Internationalization Work Group 2020-06-22
Agenda
- Review IWG goals
- Go through changes and questions since April
- Include Person entity updates
Materials
- (as PDF)
- IWG-DataModelConcepts - June 2020.vsdx (as Visio format)
Notes
Review of Charter Goals
Clarification that the goal is a version that is usable, but that the Alliance will not drive that usage - the model will be to initiate a community discussion on timelines for change
Model Reviews
Organization
- No changes here. No discussion here.
Person Domain
June Update: Ed-Fi v3.2.0-c includes this model and is being validated through the TPDM project
- Note: Another approach is to have a PersonRelationship rather than person-role relationships. This gives flexibility to define any type of relationship needed.
- This structure would work well as long as there is guidance as to the breadth of the semantics. But you wouldn't want to generalize it to the point of representing associations that have other implications in the model (like StaffStudent). If you could bound this intent, then that could work very well.
- Highly semantic relationships may need to have their own associations (StudentGuardian). In addition to this, person relationships between person-roles outside of highly semantic relationships, are not very useful. StaffGuardian is probably the one example where this is useful for things like transfer requests. Because of this, K12 has not invested in Person Identification Systems that can cross source systems. So, how do you identify a person? This could be a weakness of the strategy. This is more of a ecosystem maturity issue. Maybe Ed's idea of keeping some highly semantic relationships is an "out" for this issue.
- Ed: In K12, these person relationships outside of StudentGuardian, have not been important. But that doesn't mean they won't be important in the future. Would it be useful to know the "friends" of students from social media?

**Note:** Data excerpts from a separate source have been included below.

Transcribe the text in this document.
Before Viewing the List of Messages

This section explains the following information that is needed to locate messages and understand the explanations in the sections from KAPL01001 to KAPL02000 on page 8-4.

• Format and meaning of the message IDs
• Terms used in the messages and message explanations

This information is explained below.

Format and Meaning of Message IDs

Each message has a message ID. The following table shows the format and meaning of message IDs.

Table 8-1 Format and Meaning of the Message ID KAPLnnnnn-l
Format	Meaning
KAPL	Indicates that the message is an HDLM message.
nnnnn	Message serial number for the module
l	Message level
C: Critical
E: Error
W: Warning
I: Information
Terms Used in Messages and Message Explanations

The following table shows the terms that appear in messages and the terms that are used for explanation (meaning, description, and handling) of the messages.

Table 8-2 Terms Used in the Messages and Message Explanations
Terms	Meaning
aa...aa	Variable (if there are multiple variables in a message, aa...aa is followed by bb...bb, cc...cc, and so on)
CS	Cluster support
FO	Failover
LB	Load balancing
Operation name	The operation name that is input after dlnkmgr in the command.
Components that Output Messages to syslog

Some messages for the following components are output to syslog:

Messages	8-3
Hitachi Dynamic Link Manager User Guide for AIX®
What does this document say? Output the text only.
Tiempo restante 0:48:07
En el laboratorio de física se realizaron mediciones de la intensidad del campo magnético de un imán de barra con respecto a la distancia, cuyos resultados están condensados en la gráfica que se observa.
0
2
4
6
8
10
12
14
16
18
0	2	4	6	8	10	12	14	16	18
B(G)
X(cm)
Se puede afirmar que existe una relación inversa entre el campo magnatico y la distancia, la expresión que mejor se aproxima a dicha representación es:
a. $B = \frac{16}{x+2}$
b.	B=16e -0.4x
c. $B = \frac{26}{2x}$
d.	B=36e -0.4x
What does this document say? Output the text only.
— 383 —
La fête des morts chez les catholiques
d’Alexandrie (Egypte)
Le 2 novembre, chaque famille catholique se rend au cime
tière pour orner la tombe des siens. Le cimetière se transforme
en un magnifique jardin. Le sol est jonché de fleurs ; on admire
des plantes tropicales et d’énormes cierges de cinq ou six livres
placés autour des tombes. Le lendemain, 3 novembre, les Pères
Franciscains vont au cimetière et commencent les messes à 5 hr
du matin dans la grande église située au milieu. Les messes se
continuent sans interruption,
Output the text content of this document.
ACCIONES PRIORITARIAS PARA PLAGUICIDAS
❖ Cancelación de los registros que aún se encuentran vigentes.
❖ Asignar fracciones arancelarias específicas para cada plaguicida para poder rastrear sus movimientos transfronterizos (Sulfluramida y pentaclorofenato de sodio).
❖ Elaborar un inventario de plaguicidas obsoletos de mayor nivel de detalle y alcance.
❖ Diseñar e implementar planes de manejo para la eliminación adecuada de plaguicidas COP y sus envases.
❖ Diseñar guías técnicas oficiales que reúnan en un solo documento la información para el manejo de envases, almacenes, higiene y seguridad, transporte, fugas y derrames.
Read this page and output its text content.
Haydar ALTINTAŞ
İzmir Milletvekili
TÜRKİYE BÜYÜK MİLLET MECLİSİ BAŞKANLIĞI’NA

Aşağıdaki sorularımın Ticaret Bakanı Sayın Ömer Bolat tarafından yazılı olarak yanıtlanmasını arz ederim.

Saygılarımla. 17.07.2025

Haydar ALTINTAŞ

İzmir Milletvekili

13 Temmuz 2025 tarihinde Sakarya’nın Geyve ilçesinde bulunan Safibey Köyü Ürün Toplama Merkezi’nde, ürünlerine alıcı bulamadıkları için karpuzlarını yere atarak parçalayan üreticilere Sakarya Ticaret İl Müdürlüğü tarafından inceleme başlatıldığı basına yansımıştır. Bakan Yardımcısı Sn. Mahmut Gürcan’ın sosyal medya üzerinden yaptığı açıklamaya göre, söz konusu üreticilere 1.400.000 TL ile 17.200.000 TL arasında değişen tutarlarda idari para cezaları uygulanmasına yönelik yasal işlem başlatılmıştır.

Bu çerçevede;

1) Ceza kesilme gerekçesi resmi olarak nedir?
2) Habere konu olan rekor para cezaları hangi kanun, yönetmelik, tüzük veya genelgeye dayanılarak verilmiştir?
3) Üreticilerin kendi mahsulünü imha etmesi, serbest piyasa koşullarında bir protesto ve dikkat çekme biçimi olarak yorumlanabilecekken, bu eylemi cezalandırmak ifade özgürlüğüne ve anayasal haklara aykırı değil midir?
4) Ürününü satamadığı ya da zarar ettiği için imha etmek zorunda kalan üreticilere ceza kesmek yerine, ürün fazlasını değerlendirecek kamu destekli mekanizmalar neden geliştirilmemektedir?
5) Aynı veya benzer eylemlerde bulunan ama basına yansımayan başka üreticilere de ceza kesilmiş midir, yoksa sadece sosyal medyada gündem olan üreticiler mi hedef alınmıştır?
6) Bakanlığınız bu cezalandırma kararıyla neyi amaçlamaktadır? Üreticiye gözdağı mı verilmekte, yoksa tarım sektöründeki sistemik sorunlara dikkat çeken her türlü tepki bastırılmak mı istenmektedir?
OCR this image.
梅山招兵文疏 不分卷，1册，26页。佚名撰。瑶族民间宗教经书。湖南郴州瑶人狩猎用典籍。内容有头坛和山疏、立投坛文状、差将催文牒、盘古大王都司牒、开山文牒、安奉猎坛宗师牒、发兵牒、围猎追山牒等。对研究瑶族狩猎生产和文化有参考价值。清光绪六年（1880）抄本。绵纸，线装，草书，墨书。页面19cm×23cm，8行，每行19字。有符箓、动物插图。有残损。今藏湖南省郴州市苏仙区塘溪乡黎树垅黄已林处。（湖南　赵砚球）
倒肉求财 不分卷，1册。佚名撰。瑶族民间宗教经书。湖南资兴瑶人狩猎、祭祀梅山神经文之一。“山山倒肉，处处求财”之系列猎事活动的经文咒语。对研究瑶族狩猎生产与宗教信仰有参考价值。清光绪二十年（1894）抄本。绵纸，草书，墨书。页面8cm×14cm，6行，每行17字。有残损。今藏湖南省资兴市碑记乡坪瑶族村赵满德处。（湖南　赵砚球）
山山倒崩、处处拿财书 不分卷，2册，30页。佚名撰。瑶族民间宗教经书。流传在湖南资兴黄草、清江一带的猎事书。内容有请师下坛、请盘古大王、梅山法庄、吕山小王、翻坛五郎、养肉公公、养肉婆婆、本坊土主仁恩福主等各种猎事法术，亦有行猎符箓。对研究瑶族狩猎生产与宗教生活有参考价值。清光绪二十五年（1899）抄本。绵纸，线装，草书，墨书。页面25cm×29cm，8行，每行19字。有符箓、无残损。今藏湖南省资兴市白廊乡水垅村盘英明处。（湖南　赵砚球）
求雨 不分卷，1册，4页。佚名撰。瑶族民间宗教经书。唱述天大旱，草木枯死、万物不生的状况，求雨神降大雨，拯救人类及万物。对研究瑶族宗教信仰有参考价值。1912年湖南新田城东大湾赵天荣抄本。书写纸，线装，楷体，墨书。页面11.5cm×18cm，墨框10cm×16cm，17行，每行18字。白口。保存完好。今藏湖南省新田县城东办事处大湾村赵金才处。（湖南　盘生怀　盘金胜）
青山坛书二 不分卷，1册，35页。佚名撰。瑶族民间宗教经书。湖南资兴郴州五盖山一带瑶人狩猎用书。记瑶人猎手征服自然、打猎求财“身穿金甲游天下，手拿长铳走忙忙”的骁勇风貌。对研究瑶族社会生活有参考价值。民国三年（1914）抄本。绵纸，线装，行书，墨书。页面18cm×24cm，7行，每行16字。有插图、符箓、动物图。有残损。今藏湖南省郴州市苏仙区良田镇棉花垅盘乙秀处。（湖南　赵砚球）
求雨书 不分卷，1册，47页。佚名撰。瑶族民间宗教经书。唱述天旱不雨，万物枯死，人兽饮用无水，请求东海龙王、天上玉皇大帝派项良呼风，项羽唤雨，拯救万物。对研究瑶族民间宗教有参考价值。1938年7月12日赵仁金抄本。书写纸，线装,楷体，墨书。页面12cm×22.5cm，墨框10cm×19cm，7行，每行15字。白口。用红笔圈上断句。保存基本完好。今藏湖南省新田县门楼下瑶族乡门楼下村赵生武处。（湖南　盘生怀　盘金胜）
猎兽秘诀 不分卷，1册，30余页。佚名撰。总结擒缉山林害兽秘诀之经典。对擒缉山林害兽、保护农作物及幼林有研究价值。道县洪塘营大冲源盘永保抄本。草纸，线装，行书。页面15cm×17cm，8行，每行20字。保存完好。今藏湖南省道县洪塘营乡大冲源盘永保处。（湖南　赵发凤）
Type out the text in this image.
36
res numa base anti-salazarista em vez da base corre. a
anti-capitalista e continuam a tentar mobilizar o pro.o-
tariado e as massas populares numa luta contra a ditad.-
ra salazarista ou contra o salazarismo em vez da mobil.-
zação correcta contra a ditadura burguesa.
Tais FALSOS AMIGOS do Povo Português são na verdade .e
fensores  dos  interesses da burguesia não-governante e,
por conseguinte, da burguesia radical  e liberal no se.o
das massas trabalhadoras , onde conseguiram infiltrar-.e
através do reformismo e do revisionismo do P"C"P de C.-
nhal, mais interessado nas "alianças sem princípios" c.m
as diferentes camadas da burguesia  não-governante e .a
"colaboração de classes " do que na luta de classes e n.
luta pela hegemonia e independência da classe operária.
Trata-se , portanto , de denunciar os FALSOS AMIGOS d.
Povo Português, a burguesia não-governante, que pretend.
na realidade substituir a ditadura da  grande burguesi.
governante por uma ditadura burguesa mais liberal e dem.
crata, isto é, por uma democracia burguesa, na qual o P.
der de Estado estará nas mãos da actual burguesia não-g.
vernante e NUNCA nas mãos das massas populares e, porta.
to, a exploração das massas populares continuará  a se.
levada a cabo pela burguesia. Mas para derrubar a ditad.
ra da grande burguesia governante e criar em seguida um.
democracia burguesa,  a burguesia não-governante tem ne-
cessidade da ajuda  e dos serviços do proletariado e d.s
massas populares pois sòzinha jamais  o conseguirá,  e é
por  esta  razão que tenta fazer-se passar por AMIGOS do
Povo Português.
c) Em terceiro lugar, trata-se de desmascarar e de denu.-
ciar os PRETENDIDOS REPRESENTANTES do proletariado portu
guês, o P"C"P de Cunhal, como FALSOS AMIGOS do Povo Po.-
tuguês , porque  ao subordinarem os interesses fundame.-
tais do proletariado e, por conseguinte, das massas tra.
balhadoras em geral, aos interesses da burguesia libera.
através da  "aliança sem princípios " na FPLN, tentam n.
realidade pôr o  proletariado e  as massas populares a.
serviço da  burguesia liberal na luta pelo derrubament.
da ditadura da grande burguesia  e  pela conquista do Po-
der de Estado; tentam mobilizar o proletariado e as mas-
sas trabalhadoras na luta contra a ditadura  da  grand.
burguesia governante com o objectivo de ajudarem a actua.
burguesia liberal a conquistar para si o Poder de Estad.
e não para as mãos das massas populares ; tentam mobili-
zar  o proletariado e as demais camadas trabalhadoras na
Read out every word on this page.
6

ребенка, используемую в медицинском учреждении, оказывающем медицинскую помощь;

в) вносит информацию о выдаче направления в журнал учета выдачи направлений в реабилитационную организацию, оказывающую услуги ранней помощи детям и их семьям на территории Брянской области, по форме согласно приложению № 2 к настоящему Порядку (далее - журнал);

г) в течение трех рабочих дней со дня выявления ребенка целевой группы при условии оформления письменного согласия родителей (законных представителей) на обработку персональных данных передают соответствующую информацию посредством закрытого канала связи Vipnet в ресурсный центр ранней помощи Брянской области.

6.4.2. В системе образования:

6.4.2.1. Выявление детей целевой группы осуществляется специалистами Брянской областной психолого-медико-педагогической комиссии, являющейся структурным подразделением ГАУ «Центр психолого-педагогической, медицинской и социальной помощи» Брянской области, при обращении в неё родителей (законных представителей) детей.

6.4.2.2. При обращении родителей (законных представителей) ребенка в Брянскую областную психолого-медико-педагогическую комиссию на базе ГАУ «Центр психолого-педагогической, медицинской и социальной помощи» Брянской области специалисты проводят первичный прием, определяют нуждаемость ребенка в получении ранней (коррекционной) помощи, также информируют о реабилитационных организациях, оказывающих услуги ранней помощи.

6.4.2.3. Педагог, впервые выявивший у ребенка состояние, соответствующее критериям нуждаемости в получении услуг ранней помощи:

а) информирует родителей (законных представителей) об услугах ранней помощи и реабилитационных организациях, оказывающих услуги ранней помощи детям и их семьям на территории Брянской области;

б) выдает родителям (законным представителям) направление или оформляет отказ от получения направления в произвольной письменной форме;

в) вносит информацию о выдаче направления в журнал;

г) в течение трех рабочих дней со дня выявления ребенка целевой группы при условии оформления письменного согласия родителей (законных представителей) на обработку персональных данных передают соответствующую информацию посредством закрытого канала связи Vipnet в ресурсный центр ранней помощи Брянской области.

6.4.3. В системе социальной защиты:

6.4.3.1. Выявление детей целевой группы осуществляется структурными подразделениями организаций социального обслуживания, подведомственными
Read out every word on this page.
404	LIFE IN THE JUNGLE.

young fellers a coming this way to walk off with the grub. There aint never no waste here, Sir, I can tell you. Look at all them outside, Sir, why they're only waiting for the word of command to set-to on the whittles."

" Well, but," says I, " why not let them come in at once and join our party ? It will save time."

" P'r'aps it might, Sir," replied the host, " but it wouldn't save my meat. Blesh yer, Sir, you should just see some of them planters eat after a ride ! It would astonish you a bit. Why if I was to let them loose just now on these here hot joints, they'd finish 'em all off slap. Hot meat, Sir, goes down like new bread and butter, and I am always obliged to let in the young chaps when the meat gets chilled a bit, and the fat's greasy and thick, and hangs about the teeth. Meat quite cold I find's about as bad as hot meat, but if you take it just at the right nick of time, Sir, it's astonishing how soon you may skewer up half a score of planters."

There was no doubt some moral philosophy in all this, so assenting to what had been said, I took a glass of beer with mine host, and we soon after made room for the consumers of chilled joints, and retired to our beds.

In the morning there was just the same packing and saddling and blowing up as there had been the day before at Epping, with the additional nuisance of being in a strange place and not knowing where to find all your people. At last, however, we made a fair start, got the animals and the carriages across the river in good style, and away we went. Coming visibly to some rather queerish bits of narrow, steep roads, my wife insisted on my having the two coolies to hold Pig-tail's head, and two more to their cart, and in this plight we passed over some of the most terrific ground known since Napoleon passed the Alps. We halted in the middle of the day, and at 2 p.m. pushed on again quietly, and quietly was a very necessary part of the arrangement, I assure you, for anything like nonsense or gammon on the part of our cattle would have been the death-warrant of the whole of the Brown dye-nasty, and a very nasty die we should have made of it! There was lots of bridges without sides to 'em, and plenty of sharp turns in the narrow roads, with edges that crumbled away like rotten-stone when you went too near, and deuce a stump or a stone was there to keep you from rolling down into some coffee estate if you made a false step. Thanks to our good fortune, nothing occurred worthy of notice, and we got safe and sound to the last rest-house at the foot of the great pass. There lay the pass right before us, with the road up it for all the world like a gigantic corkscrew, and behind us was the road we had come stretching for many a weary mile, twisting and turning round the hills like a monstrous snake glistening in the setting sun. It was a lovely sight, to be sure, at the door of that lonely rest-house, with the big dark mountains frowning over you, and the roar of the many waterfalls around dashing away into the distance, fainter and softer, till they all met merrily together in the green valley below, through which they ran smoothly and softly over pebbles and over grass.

- In this model, would want a single Person record to represent the individual. And that Person would have different id's and source systems. So you need to have a separate table "Person Identifier" to hold various id's from different systems.
- Shared out PersonIdentifier model from MSFT. Would also recommend having Relationship value sets that are determined by region.
- Let's look at this concept with the TPDM use cases we now have.
- There is a difference between capturing the relationship at a concrete level versus how it affects the systems that are involved. There could be a variety of person relationships but in the LMS, you just need to know if someone is an "Observer" in a class like a Parent/Guardian/Specialist. Access may depend on the setting.
Student Membership Domain
Distinction between highly semantic relationships versus weak relationships (more generic).Open discussion to keys. Ed-Fi uses natural keys.
- Q: Any thought of associating StudentGroup with Section?
- We have not looked at this yet.
- This is something some systems do in addition to clubs and sports. Within a classroom there may be groups that work on projects. Same thing for Teams concept.
- Agreed. This is a need they see as well.
- Would like to avoid a strong surrogate id. Would prefer to stick with the natural keys.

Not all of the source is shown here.